While investigating corruption and evidence-planting by the secret cell (which reported directly to then President François Mitterand), Plenel had his phone tapped for an extended period of time.

Then, in 1985, French secret service agents were exposed for deliberately sinking Greenpeace's flagship boat the Rainbow Warrior, which had been planning to oppose French nuclear tests off the coast of New Zealand.

Due in large part to Plenel’s muck-raking, it was revealed that orders for the shocking sabotage – which killed a Dutch-Portuguese photographer – came from the very highest echelons of the French government.

The scandal resulted in the resignation of France’s Defence Minister Charles Hernu.

After that Plenel rose through the ranks at Le Monde, serving as editor-in-chief from 2000 to 2004, when he left the paper after a falling out with new owner Jean-Marie Colombani.

Has he helped unearth any other big scandals?
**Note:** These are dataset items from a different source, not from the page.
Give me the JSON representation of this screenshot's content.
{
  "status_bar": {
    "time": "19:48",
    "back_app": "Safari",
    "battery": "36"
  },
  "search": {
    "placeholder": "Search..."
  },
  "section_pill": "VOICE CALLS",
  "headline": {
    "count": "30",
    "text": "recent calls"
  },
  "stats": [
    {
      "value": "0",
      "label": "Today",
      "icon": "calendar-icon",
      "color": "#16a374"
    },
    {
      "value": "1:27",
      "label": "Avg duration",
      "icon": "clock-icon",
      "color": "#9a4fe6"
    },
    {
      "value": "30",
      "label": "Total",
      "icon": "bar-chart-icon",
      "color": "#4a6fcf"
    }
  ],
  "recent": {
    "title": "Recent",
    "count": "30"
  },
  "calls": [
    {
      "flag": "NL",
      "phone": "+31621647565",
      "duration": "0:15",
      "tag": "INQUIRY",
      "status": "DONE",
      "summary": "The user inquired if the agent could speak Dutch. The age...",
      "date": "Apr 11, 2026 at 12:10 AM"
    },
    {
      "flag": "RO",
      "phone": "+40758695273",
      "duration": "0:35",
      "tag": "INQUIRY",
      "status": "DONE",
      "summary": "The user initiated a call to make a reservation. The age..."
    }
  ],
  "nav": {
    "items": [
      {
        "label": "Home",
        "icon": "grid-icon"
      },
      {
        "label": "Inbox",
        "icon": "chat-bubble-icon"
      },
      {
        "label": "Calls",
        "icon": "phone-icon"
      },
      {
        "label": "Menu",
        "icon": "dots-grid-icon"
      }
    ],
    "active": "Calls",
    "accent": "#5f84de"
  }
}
Indeed. In June 2010, the website – which has a leftist orientation – got hold of secretly taped conversations between L'Oreal heiress Liliane Bettencourt’s former accountant, Claire Thibout, where she alleged former Budget Minister Eric Woerth had illegally received funding from France’s richest woman for Nicolas Sarkozy’s successful 2007 presidential campaign.

Mediapart, an online-only web start-up that users must pay to access, gained worldwide renown almost overnight, and its subscriptions exploded in the wake of the Bettencourt revelations.

Almost a dozen people have since been charged in relation to the scandal which went stratospheric last month, when former president Sarkozy himself was charged with taking financial advantage of the ailing Bettencourt, who suffers from dementia.

What do others say about him?

“Edwy is the Robin Hood of information,” said Mediapart journalist Henry Moreigne in 2012.

What does he have to say for himself?

“Either we overthrow the machine, or the machine will swallow us,” Plenel told French magazine l’Impossible in 2012.